Ensure that you can control things like temperature; ie that you know how to alter the lighting/use the air conditioning.
You need a stock of these – good, fun fill-ins and active energisers which students enjoy – as a means to get them on their feet and quickly inject some oxygen into their lungs. You have no control over their sleeping habits or the fact that Jonny was up until 4am playing on his Xbox and can barely keep his eyes open… but you can inject some energy and liven him up a bit every fifteen or twenty minutes with a quick energiser. You can find plenty via Google or in some of our other titles – ‘The Fun Teacher’s Tool Kit’ & ‘The Active Teaching Tool Kit’ – both available on Amazon.
I’ve mentioned this a lot elsewhere on the Behaviour Needs website so I’ll not go into it too much here, other than to repeat that this is one of your most powerful tools – when it is used properly. Remember firstly that your words of encouragement must be sincere and that many of your students respond better to quiet, private encouragement. Enough said.
Targets are so important for re-engaging a student who is just starting to waver. Let’s say you have a student who’s messing around, off-task being mildly disruptive. It may well be that he’s just not clear about what he’s supposed to be doing, he may be confused, he may have misheard or he may just be a bit bored. An excellent tip for getting this student back on task is to define a very clear work target for him to achieve, and a set time in which to do so…
“Tony, this is your target – I want you to get to number 6 by half-past ten.”
(This is said very quietly so as not to disrupt the pace of the lesson or raise the attention of other students).
The target gives them something to work towards and reminds them you’re supporting them – it shows them that you’re interested in them and care about their progress. It gives them very clear instructions as to how to succeed in your lesson.

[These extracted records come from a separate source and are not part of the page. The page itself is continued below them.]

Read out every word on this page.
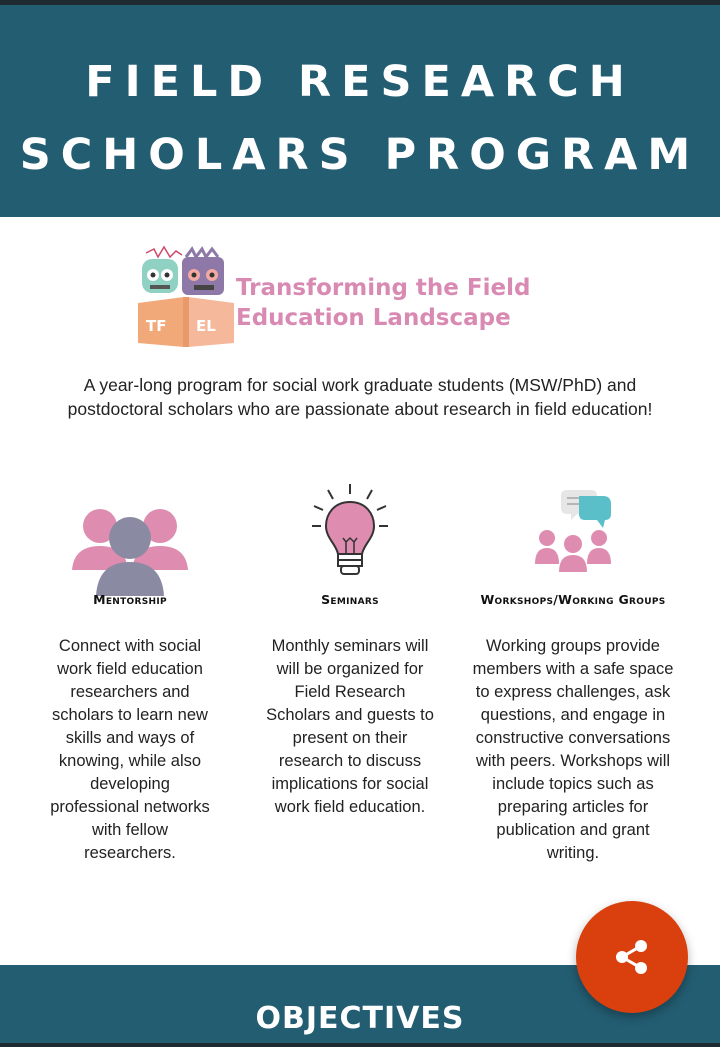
FIELD RESEARCH
SCHOLARS PROGRAM
TF EL
Transforming the Field
Education Landscape
A year-long program for social work graduate students (MSW/PhD) and
postdoctoral scholars who are passionate about research in field education!
Mentorship
Connect with social work field education researchers and scholars to learn new skills and ways of knowing, while also developing professional networks with fellow researchers.
Seminars
Monthly seminars will will be organized for Field Research Scholars and guests to present on their research to discuss implications for social work field education.
Workshops/Working Groups
Working groups provide members with a safe space to express challenges, ask questions, and engage in constructive conversations with peers. Workshops will include topics such as preparing articles for publication and grant writing.
OBJECTIVES
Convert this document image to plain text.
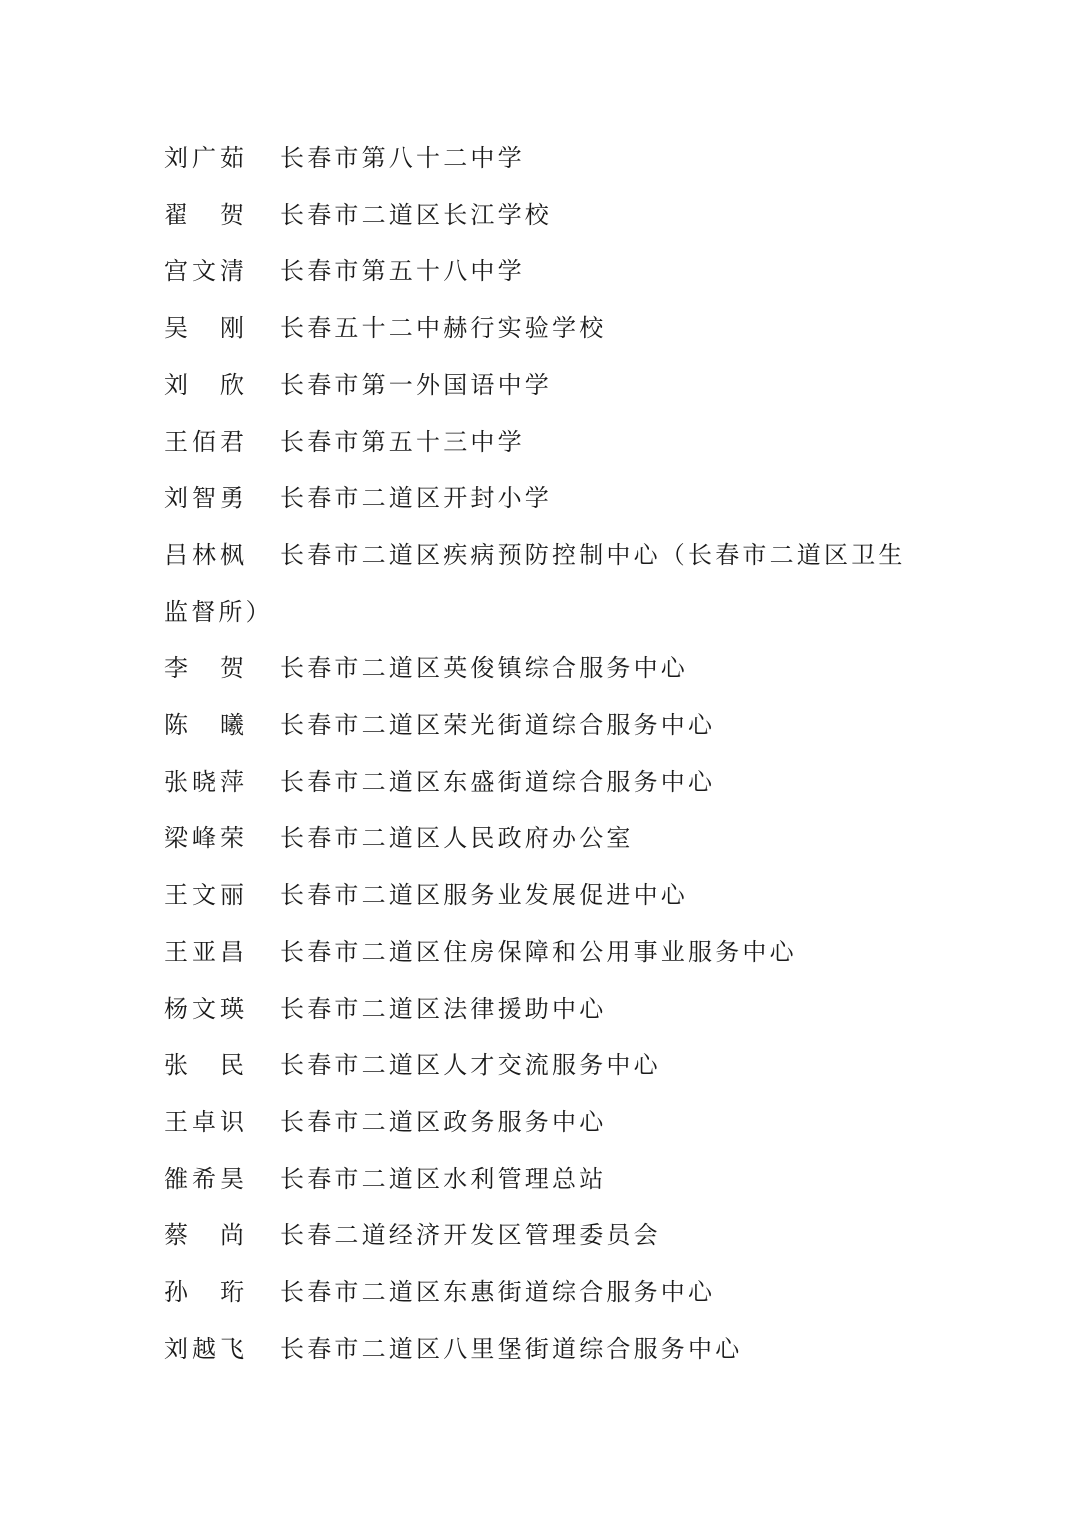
刘广茹 长春市第八十二中学
翟 贺 长春市二道区长江学校
宫文清 长春市第五十八中学
吴 刚 长春五十二中赫行实验学校
刘 欣 长春市第一外国语中学
王佰君 长春市第五十三中学
刘智勇 长春市二道区开封小学
吕林枫 长春市二道区疾病预防控制中心（长春市二道区卫生
监督所）
李 贺 长春市二道区英俊镇综合服务中心
陈 曦 长春市二道区荣光街道综合服务中心
张晓萍 长春市二道区东盛街道综合服务中心
梁峰荣 长春市二道区人民政府办公室
王文丽 长春市二道区服务业发展促进中心
王亚昌 长春市二道区住房保障和公用事业服务中心
杨文瑛 长春市二道区法律援助中心
张 民 长春市二道区人才交流服务中心
王卓识 长春市二道区政务服务中心
雒希昊 长春市二道区水利管理总站
蔡 尚 长春二道经济开发区管理委员会
孙 珩 长春市二道区东惠街道综合服务中心
刘越飞 长春市二道区八里堡街道综合服务中心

Boys in particular, work much better when they know exactly what is expected of them and some students can only cope with small chunks of work at a time. Target setting is perfect for achieving both these aims and can have a magical calming effect on most students who are starting to play up.
I use this method with all my classes. Once I’ve given them their tasks I go round and put a pencil mark where I expect them to get to in a set time.

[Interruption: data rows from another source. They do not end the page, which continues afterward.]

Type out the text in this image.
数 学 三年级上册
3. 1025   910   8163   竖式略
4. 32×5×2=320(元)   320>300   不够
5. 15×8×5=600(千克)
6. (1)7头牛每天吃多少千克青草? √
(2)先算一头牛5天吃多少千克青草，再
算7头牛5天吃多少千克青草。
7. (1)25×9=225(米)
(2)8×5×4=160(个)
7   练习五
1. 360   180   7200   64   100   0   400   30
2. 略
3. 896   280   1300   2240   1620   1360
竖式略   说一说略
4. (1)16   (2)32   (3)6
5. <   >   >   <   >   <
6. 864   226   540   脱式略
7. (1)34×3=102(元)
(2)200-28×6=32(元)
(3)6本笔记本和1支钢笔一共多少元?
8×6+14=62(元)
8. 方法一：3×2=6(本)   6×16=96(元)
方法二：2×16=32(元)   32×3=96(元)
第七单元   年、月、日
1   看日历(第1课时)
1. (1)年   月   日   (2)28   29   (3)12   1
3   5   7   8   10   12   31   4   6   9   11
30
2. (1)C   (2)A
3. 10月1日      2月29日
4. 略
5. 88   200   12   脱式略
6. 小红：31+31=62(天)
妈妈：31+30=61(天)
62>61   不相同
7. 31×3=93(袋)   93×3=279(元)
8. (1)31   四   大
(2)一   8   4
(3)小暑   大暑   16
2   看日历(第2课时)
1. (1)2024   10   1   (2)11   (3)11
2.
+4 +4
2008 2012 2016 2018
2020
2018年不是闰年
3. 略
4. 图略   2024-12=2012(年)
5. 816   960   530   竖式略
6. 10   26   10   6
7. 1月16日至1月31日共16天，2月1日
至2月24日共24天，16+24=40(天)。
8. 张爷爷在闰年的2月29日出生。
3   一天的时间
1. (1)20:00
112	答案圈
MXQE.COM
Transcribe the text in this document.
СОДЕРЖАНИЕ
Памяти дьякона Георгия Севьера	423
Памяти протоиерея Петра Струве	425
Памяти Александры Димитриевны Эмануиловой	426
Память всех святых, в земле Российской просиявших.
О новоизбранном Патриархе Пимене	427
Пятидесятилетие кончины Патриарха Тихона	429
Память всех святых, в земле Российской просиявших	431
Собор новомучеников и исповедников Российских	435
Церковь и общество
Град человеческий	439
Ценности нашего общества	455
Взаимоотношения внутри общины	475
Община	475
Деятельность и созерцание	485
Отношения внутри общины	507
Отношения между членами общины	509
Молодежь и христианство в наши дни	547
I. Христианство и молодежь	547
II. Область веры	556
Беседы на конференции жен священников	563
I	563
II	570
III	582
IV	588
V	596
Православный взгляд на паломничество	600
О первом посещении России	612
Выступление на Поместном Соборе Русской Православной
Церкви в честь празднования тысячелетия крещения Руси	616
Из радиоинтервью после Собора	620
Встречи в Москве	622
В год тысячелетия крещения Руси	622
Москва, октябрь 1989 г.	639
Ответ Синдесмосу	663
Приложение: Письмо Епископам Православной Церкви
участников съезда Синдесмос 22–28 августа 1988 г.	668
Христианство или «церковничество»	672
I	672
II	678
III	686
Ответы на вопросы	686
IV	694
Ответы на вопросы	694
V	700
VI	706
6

“By ten past 11 Sarah you need to have completed the work to this mark – that’s your target.”
It’s best to do this quietly because some students are self-conscious about having smaller targets than others and for others, the fact that I give them more work as their target can lead to quarrels.
Once you’ve done this a few times they get used to it and accept their individual targets quite happily. In fact, most lessons I have students actually asking me to give them a target!
In every class, there are very badly behaved students who are, in fact very capable. With such children I explain, in private, that I’ll be giving them a bigger target (more work) than anyone else. If I did this without explanation there would be an uproar, but by taking the student to one side before the lesson and quietly saying something along the lines of …
“Shaun, I’m going to set you a high target today because I know you can excel at this. I wouldn’t be doing my job right if I didn’t give you the chance to show me what you can do. – OK?”
I normally get a very focused, hard-working student from then on. Try it for yourself.